Adkins further described LifeWise as “supported by the Heritage Foundation and its Project 2025 effort to turn our nation into a fascist theocracy” and asserted that the program “cannot be allowed to have access to our kids.” Adkins connected his concerns to his own experience at a federal Native American boarding school:
“And as someone who attended one of the last remaining boarding schools, still run by the Bureau of Indian Affairs, I’m all too familiar with the dark history that religious education has in this country with its treatment of kids of color, of native kids, of LGBT kids. I’m all too familiar with the attempts in the past and present by the white Christian majority to snuff out the cultures, religion, and language of native kids and other kids of color. We cannot allow this religious brainwashing and bullying of non-Christian and LGBT kids to take place when we can do something to stop it. We must do everything we possibly can to protect our kids.”

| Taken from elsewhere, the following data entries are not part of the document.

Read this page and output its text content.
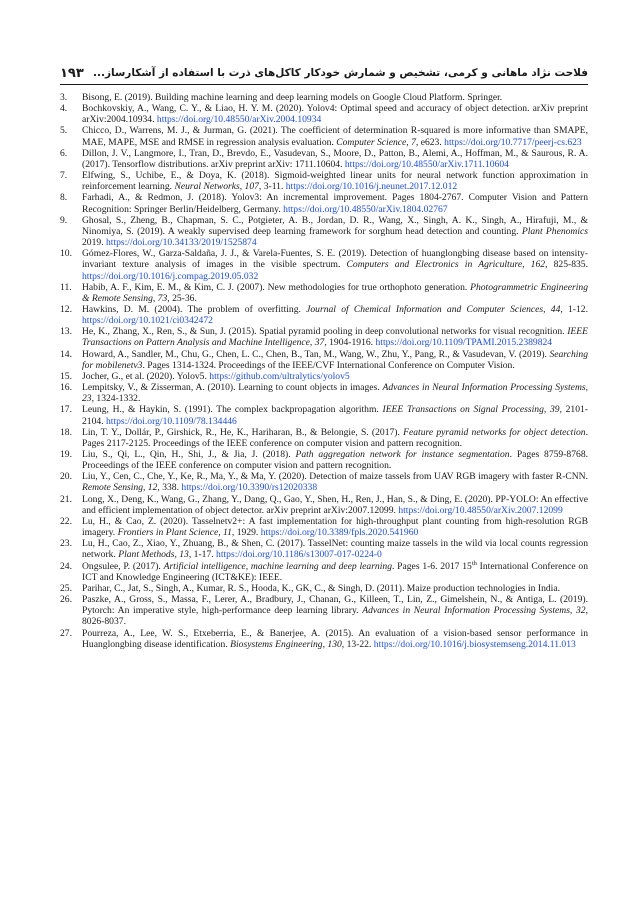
۱۹۳ فلاحت نژاد ماهانی و کرمی، تشخیص و شمارش خودکار کاکل‌های ذرت با استفاده از آشکارساز...
3. Bisong, E. (2019). Building machine learning and deep learning models on Google Cloud Platform. Springer.
4. Bochkovskiy, A., Wang, C. Y., & Liao, H. Y. M. (2020). Yolov4: Optimal speed and accuracy of object detection. arXiv preprint arXiv:2004.10934. https://doi.org/10.48550/arXiv.2004.10934
5. Chicco, D., Warrens, M. J., & Jurman, G. (2021). The coefficient of determination R-squared is more informative than SMAPE, MAE, MAPE, MSE and RMSE in regression analysis evaluation. Computer Science, 7, e623. https://doi.org/10.7717/peerj-cs.623
6. Dillon, J. V., Langmore, I., Tran, D., Brevdo, E., Vasudevan, S., Moore, D., Patton, B., Alemi, A., Hoffman, M., & Saurous, R. A. (2017). Tensorflow distributions. arXiv preprint arXiv: 1711.10604. https://doi.org/10.48550/arXiv.1711.10604
7. Elfwing, S., Uchibe, E., & Doya, K. (2018). Sigmoid-weighted linear units for neural network function approximation in reinforcement learning. Neural Networks, 107, 3-11. https://doi.org/10.1016/j.neunet.2017.12.012
8. Farhadi, A., & Redmon, J. (2018). Yolov3: An incremental improvement. Pages 1804-2767. Computer Vision and Pattern Recognition: Springer Berlin/Heidelberg, Germany. https://doi.org/10.48550/arXiv.1804.02767
9. Ghosal, S., Zheng, B., Chapman, S. C., Potgieter, A. B., Jordan, D. R., Wang, X., Singh, A. K., Singh, A., Hirafuji, M., & Ninomiya, S. (2019). A weakly supervised deep learning framework for sorghum head detection and counting. Plant Phenomics 2019. https://doi.org/10.34133/2019/1525874
10. Gómez-Flores, W., Garza-Saldaña, J. J., & Varela-Fuentes, S. E. (2019). Detection of huanglongbing disease based on intensity-invariant texture analysis of images in the visible spectrum. Computers and Electronics in Agriculture, 162, 825-835. https://doi.org/10.1016/j.compag.2019.05.032
11. Habib, A. F., Kim, E. M., & Kim, C. J. (2007). New methodologies for true orthophoto generation. Photogrammetric Engineering & Remote Sensing, 73, 25-36.
12. Hawkins, D. M. (2004). The problem of overfitting. Journal of Chemical Information and Computer Sciences, 44, 1-12. https://doi.org/10.1021/ci0342472
13. He, K., Zhang, X., Ren, S., & Sun, J. (2015). Spatial pyramid pooling in deep convolutional networks for visual recognition. IEEE Transactions on Pattern Analysis and Machine Intelligence, 37, 1904-1916. https://doi.org/10.1109/TPAMI.2015.2389824
14. Howard, A., Sandler, M., Chu, G., Chen, L. C., Chen, B., Tan, M., Wang, W., Zhu, Y., Pang, R., & Vasudevan, V. (2019). Searching for mobilenetv3. Pages 1314-1324. Proceedings of the IEEE/CVF International Conference on Computer Vision.
15. Jocher, G., et al. (2020). Yolov5. https://github.com/ultralytics/yolov5
16. Lempitsky, V., & Zisserman, A. (2010). Learning to count objects in images. Advances in Neural Information Processing Systems, 23, 1324-1332.
17. Leung, H., & Haykin, S. (1991). The complex backpropagation algorithm. IEEE Transactions on Signal Processing, 39, 2101-2104. https://doi.org/10.1109/78.134446
18. Lin, T. Y., Dollár, P., Girshick, R., He, K., Hariharan, B., & Belongie, S. (2017). Feature pyramid networks for object detection. Pages 2117-2125. Proceedings of the IEEE conference on computer vision and pattern recognition.
19. Liu, S., Qi, L., Qin, H., Shi, J., & Jia, J. (2018). Path aggregation network for instance segmentation. Pages 8759-8768. Proceedings of the IEEE conference on computer vision and pattern recognition.
20. Liu, Y., Cen, C., Che, Y., Ke, R., Ma, Y., & Ma, Y. (2020). Detection of maize tassels from UAV RGB imagery with faster R-CNN. Remote Sensing, 12, 338. https://doi.org/10.3390/rs12020338
21. Long, X., Deng, K., Wang, G., Zhang, Y., Dang, Q., Gao, Y., Shen, H., Ren, J., Han, S., & Ding, E. (2020). PP-YOLO: An effective and efficient implementation of object detector. arXiv preprint arXiv:2007.12099. https://doi.org/10.48550/arXiv.2007.12099
22. Lu, H., & Cao, Z. (2020). Tasselnetv2+: A fast implementation for high-throughput plant counting from high-resolution RGB imagery. Frontiers in Plant Science, 11, 1929. https://doi.org/10.3389/fpls.2020.541960
23. Lu, H., Cao, Z., Xiao, Y., Zhuang, B., & Shen, C. (2017). TasselNet: counting maize tassels in the wild via local counts regression network. Plant Methods, 13, 1-17. https://doi.org/10.1186/s13007-017-0224-0
24. Ongsulee, P. (2017). Artificial intelligence, machine learning and deep learning. Pages 1-6. 2017 15th International Conference on ICT and Knowledge Engineering (ICT&KE): IEEE.
25. Parihar, C., Jat, S., Singh, A., Kumar, R. S., Hooda, K., GK, C., & Singh, D. (2011). Maize production technologies in India.
26. Paszke, A., Gross, S., Massa, F., Lerer, A., Bradbury, J., Chanan, G., Killeen, T., Lin, Z., Gimelshein, N., & Antiga, L. (2019). Pytorch: An imperative style, high-performance deep learning library. Advances in Neural Information Processing Systems, 32, 8026-8037.
27. Pourreza, A., Lee, W. S., Etxeberria, E., & Banerjee, A. (2015). An evaluation of a vision-based sensor performance in Huanglongbing disease identification. Biosystems Engineering, 130, 13-22. https://doi.org/10.1016/j.biosystemseng.2014.11.013
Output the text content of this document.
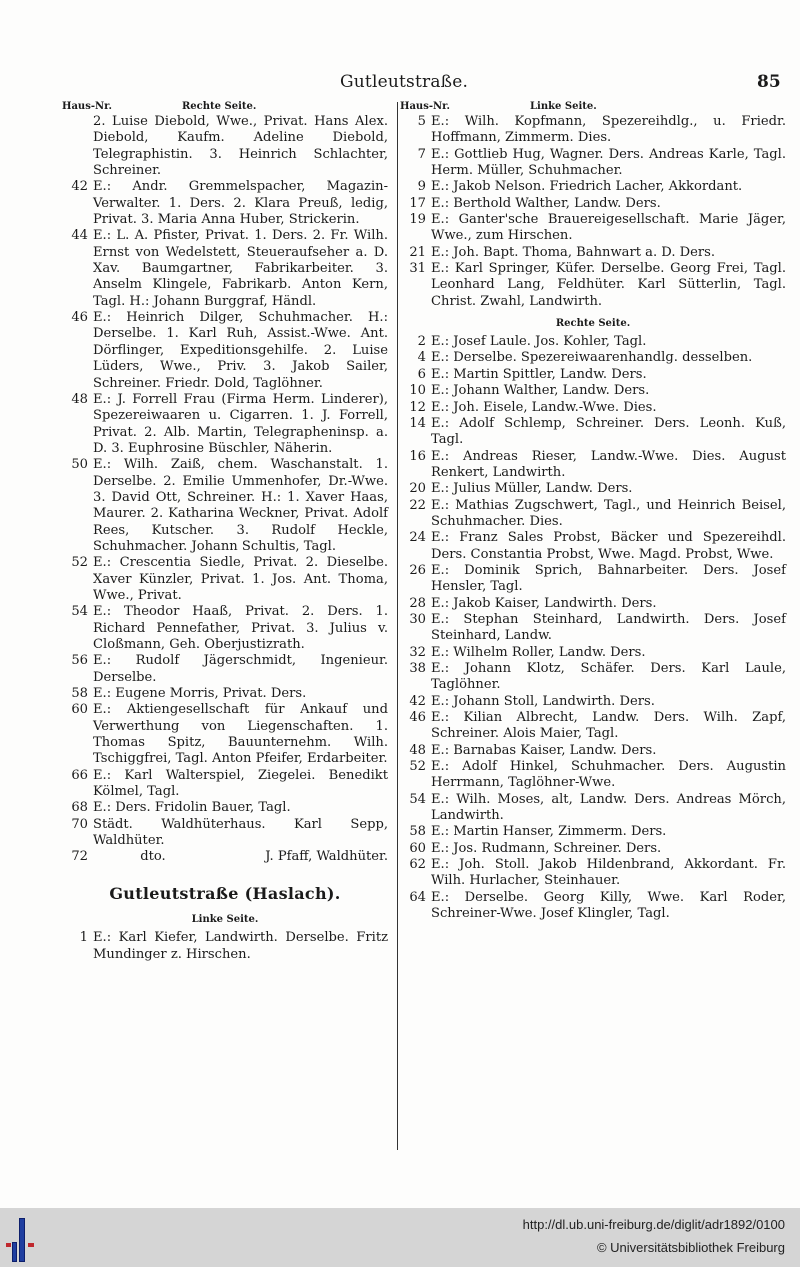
Gutleutstraße.	85
Haus-Nr.	Rechte Seite.
2. Luise Diebold, Wwe., Privat. Hans Alex. Diebold, Kaufm. Adeline Diebold, Telegraphistin. 3. Heinrich Schlachter, Schreiner.
42 E.: Andr. Gremmelspacher, Magazin-Verwalter. 1. Ders. 2. Klara Preuß, ledig, Privat. 3. Maria Anna Huber, Strickerin.
44 E.: L. A. Pfister, Privat. 1. Ders. 2. Fr. Wilh. Ernst von Wedelstett, Steueraufseher a. D. Xav. Baumgartner, Fabrikarbeiter. 3. Anselm Klingele, Fabrikarb. Anton Kern, Tagl. H.: Johann Burggraf, Händl.
46 E.: Heinrich Dilger, Schuhmacher. H.: Derselbe. 1. Karl Ruh, Assist.-Wwe. Ant. Dörflinger, Expeditionsgehilfe. 2. Luise Lüders, Wwe., Priv. 3. Jakob Sailer, Schreiner. Friedr. Dold, Taglöhner.
48 E.: J. Forrell Frau (Firma Herm. Linderer), Spezereiwaaren u. Cigarren. 1. J. Forrell, Privat. 2. Alb. Martin, Telegrapheninsp. a. D. 3. Euphrosine Büschler, Näherin.
50 E.: Wilh. Zaiß, chem. Waschanstalt. 1. Derselbe. 2. Emilie Ummenhofer, Dr.-Wwe. 3. David Ott, Schreiner. H.: 1. Xaver Haas, Maurer. 2. Katharina Weckner, Privat. Adolf Rees, Kutscher. 3. Rudolf Heckle, Schuhmacher. Johann Schultis, Tagl.
52 E.: Crescentia Siedle, Privat. 2. Dieselbe. Xaver Künzler, Privat. 1. Jos. Ant. Thoma, Wwe., Privat.
54 E.: Theodor Haaß, Privat. 2. Ders. 1. Richard Pennefather, Privat. 3. Julius v. Cloßmann, Geh. Oberjustizrath.
56 E.: Rudolf Jägerschmidt, Ingenieur. Derselbe.
58 E.: Eugene Morris, Privat. Ders.
60 E.: Aktiengesellschaft für Ankauf und Verwerthung von Liegenschaften. 1. Thomas Spitz, Bauunternehm. Wilh. Tschiggfrei, Tagl. Anton Pfeifer, Erdarbeiter.
66 E.: Karl Walterspiel, Ziegelei. Benedikt Kölmel, Tagl.
68 E.: Ders. Fridolin Bauer, Tagl.
70 Städt. Waldhüterhaus. Karl Sepp, Waldhüter.
72	dto.	J. Pfaff, Waldhüter.
Gutleutstraße (Haslach).
Linke Seite.
1 E.: Karl Kiefer, Landwirth. Derselbe. Fritz Mundinger z. Hirschen.
Haus-Nr.	Linke Seite.
5 E.: Wilh. Kopfmann, Spezereihdlg., u. Friedr. Hoffmann, Zimmerm. Dies.
7 E.: Gottlieb Hug, Wagner. Ders. Andreas Karle, Tagl. Herm. Müller, Schuhmacher.
9 E.: Jakob Nelson. Friedrich Lacher, Akkordant.
17 E.: Berthold Walther, Landw. Ders.
19 E.: Ganter'sche Brauereigesellschaft. Marie Jäger, Wwe., zum Hirschen.
21 E.: Joh. Bapt. Thoma, Bahnwart a. D. Ders.
31 E.: Karl Springer, Küfer. Derselbe. Georg Frei, Tagl. Leonhard Lang, Feldhüter. Karl Sütterlin, Tagl. Christ. Zwahl, Landwirth.
Rechte Seite.
2 E.: Josef Laule. Jos. Kohler, Tagl.
4 E.: Derselbe. Spezereiwaarenhandlg. desselben.
6 E.: Martin Spittler, Landw. Ders.
10 E.: Johann Walther, Landw. Ders.
12 E.: Joh. Eisele, Landw.-Wwe. Dies.
14 E.: Adolf Schlemp, Schreiner. Ders. Leonh. Kuß, Tagl.
16 E.: Andreas Rieser, Landw.-Wwe. Dies. August Renkert, Landwirth.
20 E.: Julius Müller, Landw. Ders.
22 E.: Mathias Zugschwert, Tagl., und Heinrich Beisel, Schuhmacher. Dies.
24 E.: Franz Sales Probst, Bäcker und Spezereihdl. Ders. Constantia Probst, Wwe. Magd. Probst, Wwe.
26 E.: Dominik Sprich, Bahnarbeiter. Ders. Josef Hensler, Tagl.
28 E.: Jakob Kaiser, Landwirth. Ders.
30 E.: Stephan Steinhard, Landwirth. Ders. Josef Steinhard, Landw.
32 E.: Wilhelm Roller, Landw. Ders.
38 E.: Johann Klotz, Schäfer. Ders. Karl Laule, Taglöhner.
42 E.: Johann Stoll, Landwirth. Ders.
46 E.: Kilian Albrecht, Landw. Ders. Wilh. Zapf, Schreiner. Alois Maier, Tagl.
48 E.: Barnabas Kaiser, Landw. Ders.
52 E.: Adolf Hinkel, Schuhmacher. Ders. Augustin Herrmann, Taglöhner-Wwe.
54 E.: Wilh. Moses, alt, Landw. Ders. Andreas Mörch, Landwirth.
58 E.: Martin Hanser, Zimmerm. Ders.
60 E.: Jos. Rudmann, Schreiner. Ders.
62 E.: Joh. Stoll. Jakob Hildenbrand, Akkordant. Fr. Wilh. Hurlacher, Steinhauer.
64 E.: Derselbe. Georg Killy, Wwe. Karl Roder, Schreiner-Wwe. Josef Klingler, Tagl.
http://dl.ub.uni-freiburg.de/diglit/adr1892/0100
© Universitätsbibliothek Freiburg
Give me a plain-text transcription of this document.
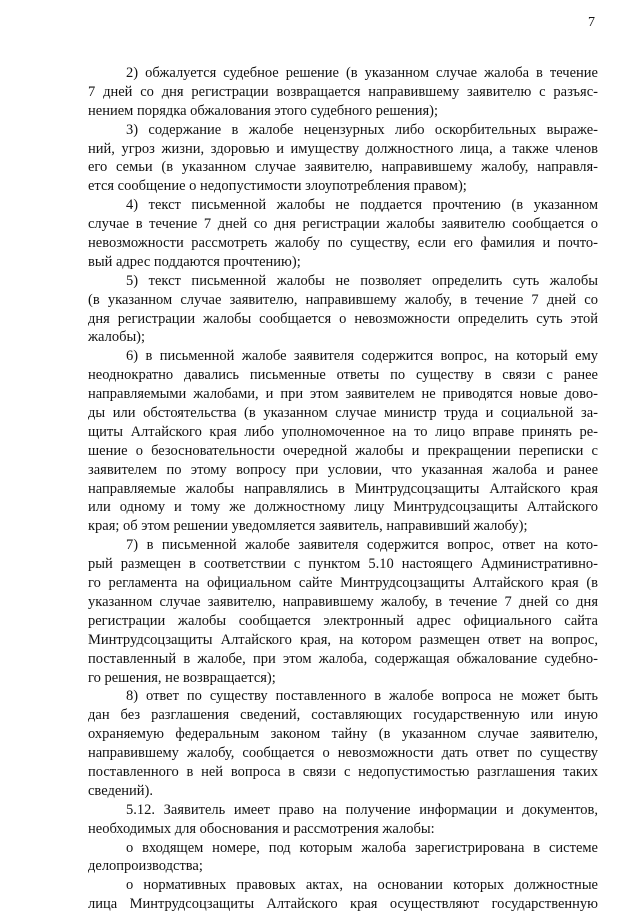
7
2) обжалуется судебное решение (в указанном случае жалоба в течение
7 дней со дня регистрации возвращается направившему заявителю с разъяс-
нением порядка обжалования этого судебного решения);
3) содержание в жалобе нецензурных либо оскорбительных выраже-
ний, угроз жизни, здоровью и имуществу должностного лица, а также членов
его семьи (в указанном случае заявителю, направившему жалобу, направля-
ется сообщение о недопустимости злоупотребления правом);
4) текст письменной жалобы не поддается прочтению (в указанном
случае в течение 7 дней со дня регистрации жалобы заявителю сообщается о
невозможности рассмотреть жалобу по существу, если его фамилия и почто-
вый адрес поддаются прочтению);
5) текст письменной жалобы не позволяет определить суть жалобы
(в указанном случае заявителю, направившему жалобу, в течение 7 дней со
дня регистрации жалобы сообщается о невозможности определить суть этой
жалобы);
6) в письменной жалобе заявителя содержится вопрос, на который ему
неоднократно давались письменные ответы по существу в связи с ранее
направляемыми жалобами, и при этом заявителем не приводятся новые дово-
ды или обстоятельства (в указанном случае министр труда и социальной за-
щиты Алтайского края либо уполномоченное на то лицо вправе принять ре-
шение о безосновательности очередной жалобы и прекращении переписки с
заявителем по этому вопросу при условии, что указанная жалоба и ранее
направляемые жалобы направлялись в Минтрудсоцзащиты Алтайского края
или одному и тому же должностному лицу Минтрудсоцзащиты Алтайского
края; об этом решении уведомляется заявитель, направивший жалобу);
7) в письменной жалобе заявителя содержится вопрос, ответ на кото-
рый размещен в соответствии с пунктом 5.10 настоящего Административно-
го регламента на официальном сайте Минтрудсоцзащиты Алтайского края (в
указанном случае заявителю, направившему жалобу, в течение 7 дней со дня
регистрации жалобы сообщается электронный адрес официального сайта
Минтрудсоцзащиты Алтайского края, на котором размещен ответ на вопрос,
поставленный в жалобе, при этом жалоба, содержащая обжалование судебно-
го решения, не возвращается);
8) ответ по существу поставленного в жалобе вопроса не может быть
дан без разглашения сведений, составляющих государственную или иную
охраняемую федеральным законом тайну (в указанном случае заявителю,
направившему жалобу, сообщается о невозможности дать ответ по существу
поставленного в ней вопроса в связи с недопустимостью разглашения таких
сведений).
5.12. Заявитель имеет право на получение информации и документов,
необходимых для обоснования и рассмотрения жалобы:
о входящем номере, под которым жалоба зарегистрирована в системе
делопроизводства;
о нормативных правовых актах, на основании которых должностные
лица Минтрудсоцзащиты Алтайского края осуществляют государственную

In September 2025, the Heritage Foundation recognized LifeWise Academy with an Innovation Award.
Local reporting documents disruption and policy gaps
In April 2025, HeraldNet provided additional context about how LifeWise operates in Everett. The program uses a branded red bus to transport students during recess and lunch, and the bus is a visible presence at Emerson Elementary. The newspaper reported, “Every Tuesday and Wednesday, the red bus comes back to Emerson Elementary” to transport children to an off-campus site for Bible instruction.
Some parents described impacts on the school day. One parent said that when children return from LifeWise, “kids can’t shut up for the rest of the day. That’s all they talk about.”
Another parent reported that their child experiences anxiety on days when LifeWise students wear matching shirts, noting, “Maybe it doesn’t rise to the level of bullying… But she knows Wednesdays.”
Local clergy also raised constitutional and policy considerations. Rabbi Brett Weisman characterized LifeWise’s school-day model as “trying to find a loophole in the separation of church and state,” and Rev. Carol Jensen stated she viewed the program within a broader political movement to instill Christian values in public institutions.
Jennifer Phillips McLellan, a parent at Everett and founding member of RPS-WA, questioned why LifeWise targets public schools:
“Why is it public school? Why is it elementary school? …Because they’re vulnerable and impressionable.”
Conclusion
The events in Everett illustrate a conflict between community calls for clearer safety and procedural rules, the district’s attempts to standardize its policies, and LifeWise Academy’s position that these changes constitute unlawful discrimination against religious expression. The demand letter signals a potential legal confrontation that may influence how Washington school districts — and public schools nationally — regulate released time religious programs and manage third-party access to students during the school day.